Susan Peterson (36) and Stella (10 months)
Aurora, Ohio | Photographed in Austin, TX
Susan -
"For most of my life, and even throughout pregnancy, my body has been a strong, agile, reliable friend. I’ve never been what one would describe as willowy or thin or lanky -- but I have been muscular, curvy, athletic, graceful, coordinated. Until now. My daughter, Stella, is ten months old, and my feelings about my postpartum body surface when I’m baby-talking to her. In that singsongy voice reserved for one-sided conversations with preverbal children, I ask her, “Did you take all my youth and beauty? Did you take it?”
In my first couple months postpartum, I was feeling confident that I’d regain my strength, lose weight, and maybe even be thinner than I was before I got pregnant, since I’d be breastfeeding. My mother told that when you are breastfeeding, it’s the only time in your life you can actually lose fat cells -- not just shrink them. My mother-in-law told me, “She will eat you up.” The extra weight did not effortlessly melt away.
At seven months postpartum, I was feeling pretty low. I alternated between two muumuus, ashamed of and exasperated by the extra weight, my floppy midsection, chalky complexion and stooped posture. I felt like even my soul was frumpy. I remember getting a haircut around this time. The extra-wide, extra-tall full length mirror at the salon accused me for an hour. When my hairdresser suggested some highlights to show off my new cut, I said, “I don’t want anyone to see me.” I left the salon anxious, agitated, depressed. I also carried a new base load of low-grade pain and discomfort. I had plantar fasciitis, aching hands and wrists and a burning tightness in my shoulders, neck and back. I had painful scar tissue at the opening of my vagina that had to be manually broken up by a physical therapist. I had difficulty practicing the kinds of exercise I did before, in part because I had a small abdominal separation and in part because I simply lacked energy.

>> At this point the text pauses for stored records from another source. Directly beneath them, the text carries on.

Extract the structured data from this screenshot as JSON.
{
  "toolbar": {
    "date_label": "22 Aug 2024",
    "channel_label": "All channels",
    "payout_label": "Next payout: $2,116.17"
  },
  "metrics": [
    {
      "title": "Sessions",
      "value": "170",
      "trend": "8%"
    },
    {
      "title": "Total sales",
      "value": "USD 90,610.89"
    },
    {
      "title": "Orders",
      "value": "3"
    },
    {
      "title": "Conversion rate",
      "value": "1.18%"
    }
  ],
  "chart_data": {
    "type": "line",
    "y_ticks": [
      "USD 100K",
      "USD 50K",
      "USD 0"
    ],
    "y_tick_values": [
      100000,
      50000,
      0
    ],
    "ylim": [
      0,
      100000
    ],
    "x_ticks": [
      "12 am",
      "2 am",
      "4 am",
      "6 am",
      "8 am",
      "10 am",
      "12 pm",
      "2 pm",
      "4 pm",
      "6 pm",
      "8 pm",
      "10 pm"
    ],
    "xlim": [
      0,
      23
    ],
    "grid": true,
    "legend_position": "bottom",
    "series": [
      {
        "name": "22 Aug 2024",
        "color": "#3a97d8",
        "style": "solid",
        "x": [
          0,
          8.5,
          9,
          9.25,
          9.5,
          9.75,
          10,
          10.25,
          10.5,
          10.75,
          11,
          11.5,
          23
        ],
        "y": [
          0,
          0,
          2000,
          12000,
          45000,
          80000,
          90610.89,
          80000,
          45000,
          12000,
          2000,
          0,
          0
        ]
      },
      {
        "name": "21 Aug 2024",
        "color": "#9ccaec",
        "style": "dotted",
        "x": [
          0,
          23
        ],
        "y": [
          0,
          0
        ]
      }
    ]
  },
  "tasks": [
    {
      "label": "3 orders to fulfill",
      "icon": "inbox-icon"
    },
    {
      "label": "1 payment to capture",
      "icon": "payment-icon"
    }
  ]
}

I was also struggling to adapt to a new, more modest professional identity. I had planned to go back to work full-time after Stella was born, but I made the choice to step down from a director position and move into a part-time role so I could stay home a couple days a week. My decision surprised me: While I’d been excited to be the mother of a young adult, my expectations for infancy had been pretty low. I’d imagined a fair amount of boredom and drudgery. Instead, I was insatiably curious about Stella, completely in love -- I felt a primal urgency to spend unhurried, unstructured time with her. After I made the change, I was grateful my organization and my family could support my part-time schedule and I loved my time at home, but I missed my clout and influence at work and felt self-critical about my failure to “lean in.” When people asked me about my new work arrangement, I usually opened my explanation flippantly, saying, “Well, I’ve gutted myself professionally.”

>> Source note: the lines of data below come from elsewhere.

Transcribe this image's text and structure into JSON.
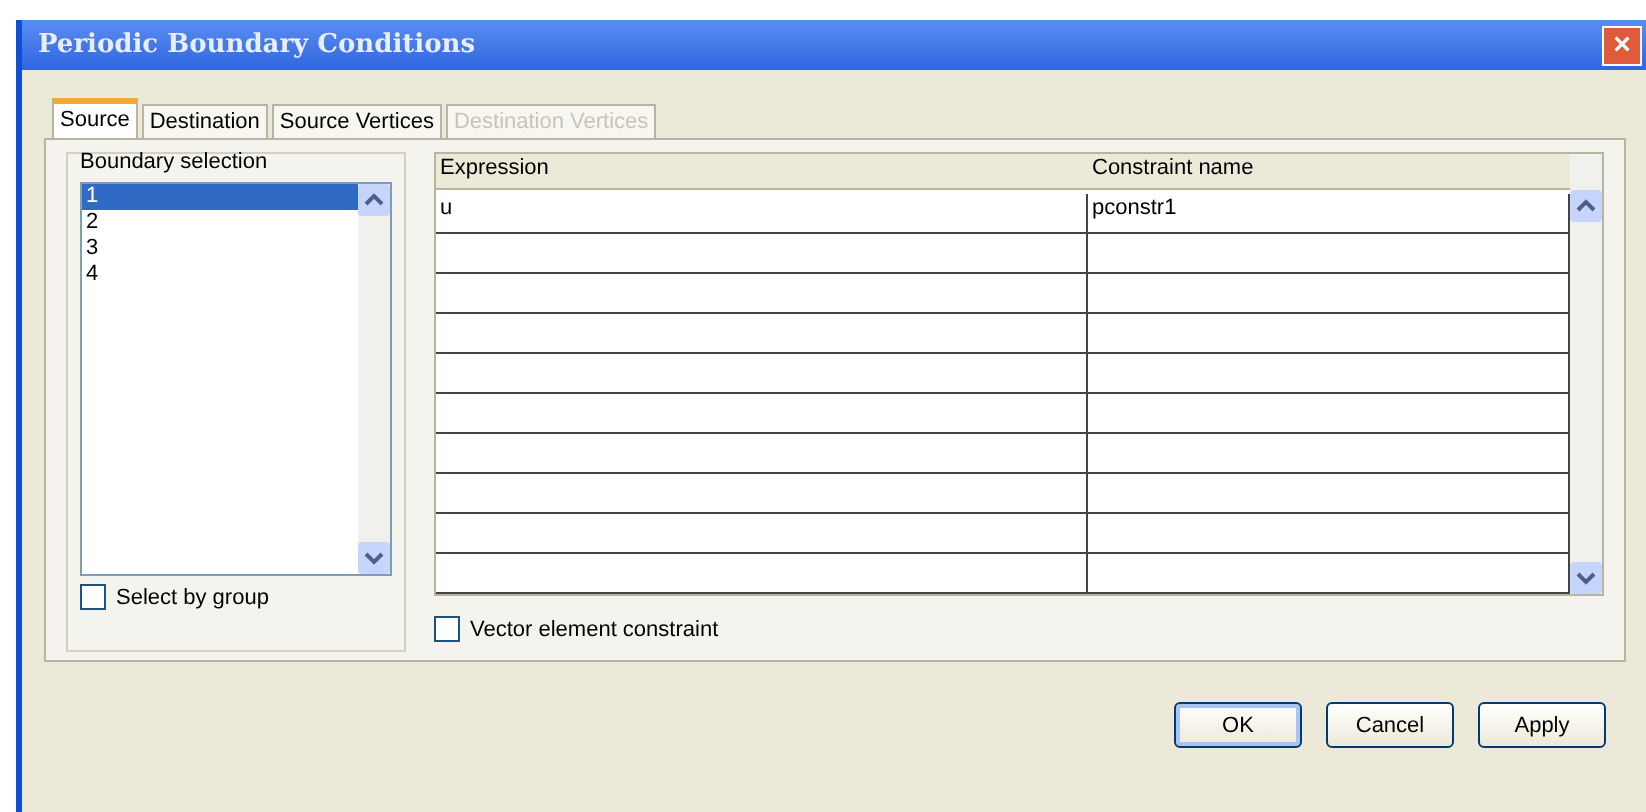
{
  "window": {
    "title": "Periodic Boundary Conditions",
    "close": "×"
  },
  "tabs": [
    {
      "label": "Source",
      "selected": true,
      "disabled": false
    },
    {
      "label": "Destination",
      "selected": false,
      "disabled": false
    },
    {
      "label": "Source Vertices",
      "selected": false,
      "disabled": false
    },
    {
      "label": "Destination Vertices",
      "selected": false,
      "disabled": true
    }
  ],
  "boundary_selection": {
    "title": "Boundary selection",
    "items": [
      {
        "label": "1",
        "selected": true
      },
      {
        "label": "2",
        "selected": false
      },
      {
        "label": "3",
        "selected": false
      },
      {
        "label": "4",
        "selected": false
      }
    ],
    "select_by_group": {
      "label": "Select by group",
      "checked": false
    }
  },
  "table": {
    "columns": [
      "Expression",
      "Constraint name"
    ],
    "rows": [
      {
        "expression": "u",
        "constraint_name": "pconstr1"
      }
    ]
  },
  "vector_element_constraint": {
    "label": "Vector element constraint",
    "checked": false
  },
  "buttons": [
    {
      "label": "OK",
      "default": true
    },
    {
      "label": "Cancel",
      "default": false
    },
    {
      "label": "Apply",
      "default": false
    }
  ]
}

Now, at ten months postpartum, things have shifted again. I feel fond nostalgia for the intense, fugue-state early weeks with my tiny infant daughter and I’m also enjoying a little more strength and freedom. My body is making less milk now as Stella eats more solid food and I both celebrate and mourn the lost closeness. My abdominal muscles are knitting back together. I have lost some weight, though my belly is still squishier than it was before. I have taken my first postpartum bike ride and humbly returned to running. I can leave the house after 7:00 p.m. since Stella sleeps through the night now, though I don’t often want to.
You will share everything: Your bed. Your breasts. Your diminished energy. Your carry-on suitcase. Your breakfast. The insides of your ears, mouth, bellybutton -- they are all fair game. This sharing is intimate and painful and frustrating and riotously fun. We have shared hundreds of walks and several snotty colds. We share space in my drawers and on my shelves. For a couple weeks, Stella would scream if I closed the bathroom door behind me, so I shared the bathroom with her, where she would pull up on the toilet as I sat on it and grab at my pubic hair as I peed. It seemed barely possible to continue sharing my milk with Stella while I had mastitis, but I nursed and pumped through it.
My husband, Sebastian, and I are celebrating -- and documenting -- these first months of Stella’s life with a great deal of tenderheartedness. We feel joy over exciting changes (rolling over, walking, first words) and softness toward difficult changes (teething, tantrums, messy solid food poos). The changes to my life and body have arguably been as fast and dramatic, but I have too often experienced them as disappointments. I am here as a gesture of goodwill toward myself, to celebrate and document my own changes with a little more gentleness."